L’articolo 137, comma 1, d.lgs. n. 152/2006, stabilisce: «Fuori dai casi sanzionati ai sensi dell’articolo 29-quattordecies, comma 1, chiunque apra o comunque effettui nuovi scarichi di acque reflue industriali, senza autorizzazione, oppure continui ad effettuare o mantenere detti scarichi dopo che l’autorizzazione sia stata sospesa o revocata, è punito con l’arresto da due mesi a due anni o con l’ammenda da €. 1.500 a €. 10.000,00».

L’articolo 137, comma 9, del d.lgs. n. 152/2006, stabilisce: «Chiunque non ottempera alla disciplina dettata dalle regioni ai sensi dell’articolo 113, comma 3, è punito con le sanzioni di cui all’articolo 137, comma 1».

L’orientamento giurisprudenziale: Corte di cassazione, Sezione III, 19 ottobre 2022, n. 39513

Il caso approdato alla Corte di Cassazione muove da una sentenza del Tribunale di Cassino, resa in data 18 marzo 2021, con la quale il ricorrente era stato condannato, alla pena sospesa subordinata al ripristino e bonifica dello stato dei luoghi, di €. 10.000,00 di ammenda, perché ritenuto responsabile del reato di cui all’articolo 137, comma 1 e 9, in relazione all’articolo 113, comma 3, del d.lgs. n. 152/2006.

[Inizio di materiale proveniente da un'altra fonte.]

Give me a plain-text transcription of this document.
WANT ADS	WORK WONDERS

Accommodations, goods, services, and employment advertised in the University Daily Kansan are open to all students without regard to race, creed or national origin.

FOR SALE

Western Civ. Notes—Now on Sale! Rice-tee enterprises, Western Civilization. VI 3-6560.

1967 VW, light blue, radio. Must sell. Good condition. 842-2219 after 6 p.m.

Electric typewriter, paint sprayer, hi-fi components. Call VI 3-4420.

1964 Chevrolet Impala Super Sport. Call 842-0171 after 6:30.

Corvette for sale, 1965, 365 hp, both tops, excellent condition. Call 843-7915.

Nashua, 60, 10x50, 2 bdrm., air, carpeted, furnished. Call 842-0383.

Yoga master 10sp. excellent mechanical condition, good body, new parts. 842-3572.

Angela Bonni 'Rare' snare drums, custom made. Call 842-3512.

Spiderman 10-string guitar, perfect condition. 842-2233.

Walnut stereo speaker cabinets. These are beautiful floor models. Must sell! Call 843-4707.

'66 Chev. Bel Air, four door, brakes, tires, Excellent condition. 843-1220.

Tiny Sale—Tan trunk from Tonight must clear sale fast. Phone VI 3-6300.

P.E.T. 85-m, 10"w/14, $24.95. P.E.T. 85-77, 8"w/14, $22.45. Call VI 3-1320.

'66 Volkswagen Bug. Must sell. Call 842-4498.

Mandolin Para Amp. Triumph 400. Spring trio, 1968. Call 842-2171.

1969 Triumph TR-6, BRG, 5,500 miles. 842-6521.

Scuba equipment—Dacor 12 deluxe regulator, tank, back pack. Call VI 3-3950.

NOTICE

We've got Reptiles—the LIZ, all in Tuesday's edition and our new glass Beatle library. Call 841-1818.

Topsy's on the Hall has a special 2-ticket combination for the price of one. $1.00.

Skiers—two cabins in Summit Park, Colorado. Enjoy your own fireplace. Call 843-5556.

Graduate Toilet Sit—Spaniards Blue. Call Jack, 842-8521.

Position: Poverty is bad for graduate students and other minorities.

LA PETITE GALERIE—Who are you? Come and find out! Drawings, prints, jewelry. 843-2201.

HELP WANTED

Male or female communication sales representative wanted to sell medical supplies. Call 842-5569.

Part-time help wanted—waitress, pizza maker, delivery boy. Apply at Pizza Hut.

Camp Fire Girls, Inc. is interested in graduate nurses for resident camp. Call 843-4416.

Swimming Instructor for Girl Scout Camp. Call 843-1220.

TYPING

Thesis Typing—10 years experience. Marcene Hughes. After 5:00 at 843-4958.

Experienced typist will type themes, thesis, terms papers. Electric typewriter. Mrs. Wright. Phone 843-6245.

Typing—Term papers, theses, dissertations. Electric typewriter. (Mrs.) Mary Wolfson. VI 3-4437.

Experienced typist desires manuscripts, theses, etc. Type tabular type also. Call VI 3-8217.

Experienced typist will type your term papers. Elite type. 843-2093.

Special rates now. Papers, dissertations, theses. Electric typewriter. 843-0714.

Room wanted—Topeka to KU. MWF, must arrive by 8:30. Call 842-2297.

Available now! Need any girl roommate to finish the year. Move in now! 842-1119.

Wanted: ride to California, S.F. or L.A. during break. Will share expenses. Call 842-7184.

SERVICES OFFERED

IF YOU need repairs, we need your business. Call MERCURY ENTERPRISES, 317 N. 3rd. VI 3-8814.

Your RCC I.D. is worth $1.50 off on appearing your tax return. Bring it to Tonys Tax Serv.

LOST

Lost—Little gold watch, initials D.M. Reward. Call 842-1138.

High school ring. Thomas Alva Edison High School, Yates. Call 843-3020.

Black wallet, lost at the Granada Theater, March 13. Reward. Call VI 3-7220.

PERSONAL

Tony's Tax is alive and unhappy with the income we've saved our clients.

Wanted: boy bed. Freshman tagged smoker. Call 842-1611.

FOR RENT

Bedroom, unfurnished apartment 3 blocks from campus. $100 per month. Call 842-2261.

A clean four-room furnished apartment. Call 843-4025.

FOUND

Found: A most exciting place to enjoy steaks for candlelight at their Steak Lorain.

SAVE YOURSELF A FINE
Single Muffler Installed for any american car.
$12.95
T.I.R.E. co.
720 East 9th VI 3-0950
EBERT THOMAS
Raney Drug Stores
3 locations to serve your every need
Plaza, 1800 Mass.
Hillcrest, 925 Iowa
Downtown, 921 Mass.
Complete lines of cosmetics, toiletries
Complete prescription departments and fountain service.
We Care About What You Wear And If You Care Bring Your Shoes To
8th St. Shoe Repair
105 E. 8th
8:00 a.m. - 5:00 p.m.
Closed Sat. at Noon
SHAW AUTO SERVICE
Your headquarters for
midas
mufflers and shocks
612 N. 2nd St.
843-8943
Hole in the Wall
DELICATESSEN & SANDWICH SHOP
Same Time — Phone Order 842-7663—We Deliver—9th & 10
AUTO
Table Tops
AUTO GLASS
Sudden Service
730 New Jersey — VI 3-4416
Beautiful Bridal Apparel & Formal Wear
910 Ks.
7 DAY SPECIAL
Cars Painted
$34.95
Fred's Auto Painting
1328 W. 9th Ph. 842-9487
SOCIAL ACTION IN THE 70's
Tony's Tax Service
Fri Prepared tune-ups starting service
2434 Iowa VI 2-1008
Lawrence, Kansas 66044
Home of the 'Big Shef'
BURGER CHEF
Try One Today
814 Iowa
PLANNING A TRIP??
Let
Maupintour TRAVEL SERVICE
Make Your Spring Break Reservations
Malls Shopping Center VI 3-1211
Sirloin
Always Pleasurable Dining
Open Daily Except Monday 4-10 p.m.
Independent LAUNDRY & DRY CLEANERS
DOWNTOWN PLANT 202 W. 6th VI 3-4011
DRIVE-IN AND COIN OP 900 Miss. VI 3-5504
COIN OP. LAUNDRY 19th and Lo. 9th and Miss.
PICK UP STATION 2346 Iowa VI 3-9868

La condotta contestata al ricorrente, tenuto conto del luogo di commissione del reato (la città di Cassino) era quella relativa alla mancata ottemperanza alla disciplina regionale adottata dalla Regione Lazio, con la Delibera di Giunta Regionale n. 266 del 2 maggio 2006, “Piano di Tutela delle Acque Regionali”, approvato con Delibera del Consiglio Regionale n. 42 del 27 settembre 2007, aggiornato al 23 novembre 2018, che detta disposizioni normative di base regionale, che disciplinano la gestione delle acque di prima pioggia.

Dalla sentenza impugnata è risultato che l’area in questione, adibita a deposito giudiziario di autoveicoli, era composta da terra e brecciosa senza alcuna impermeabilizzazione e su questa erano depositate auto da riparare e auto provenienti dall’attività di soccorso stradale.

Non solo il ricorrente non aveva l’autorizzazione allo scarico (necessaria ex articolo 30, comma 3 e 4 del Piano di Tutela delle Acque Regionali), ma neppure aveva impermeabilizzato l’area (in violazione dell’articolo 30, comma 5, del Piano).

Alla luce del quadro normativo di riferimento, come sopra ricostruito, la Corte di Cassazione, Sez. III, 19 ottobre 2022, n. 39513, nel confermare la sentenza del giudice di prime cure, ribadisce il consolidato orientamento giurisprudenziale per cui:

«Le acque meteoriche di dilavamento sono costituite dalle sole acque piovane che, cadendo al suolo, non subiscono contaminazioni con sostanze o materiali inquinanti, poiché, altrimenti, esse vanno qualificate come reflui industriali ex articolo 74, comma 1, lett. h) del d.lgs. n. 152/2006.

Dunque, non è richiesta l’autorizzazione per lo scarico delle acque pluviali non contaminate, per le aree adibite a solo deposito di veicoli, ma è necessaria la specifica autorizzazione di reflui industriale, per i piazzali di veicoli fuori uso, data la possibile contaminazione, con la previsione di una pavimentazione impermeabilizzante».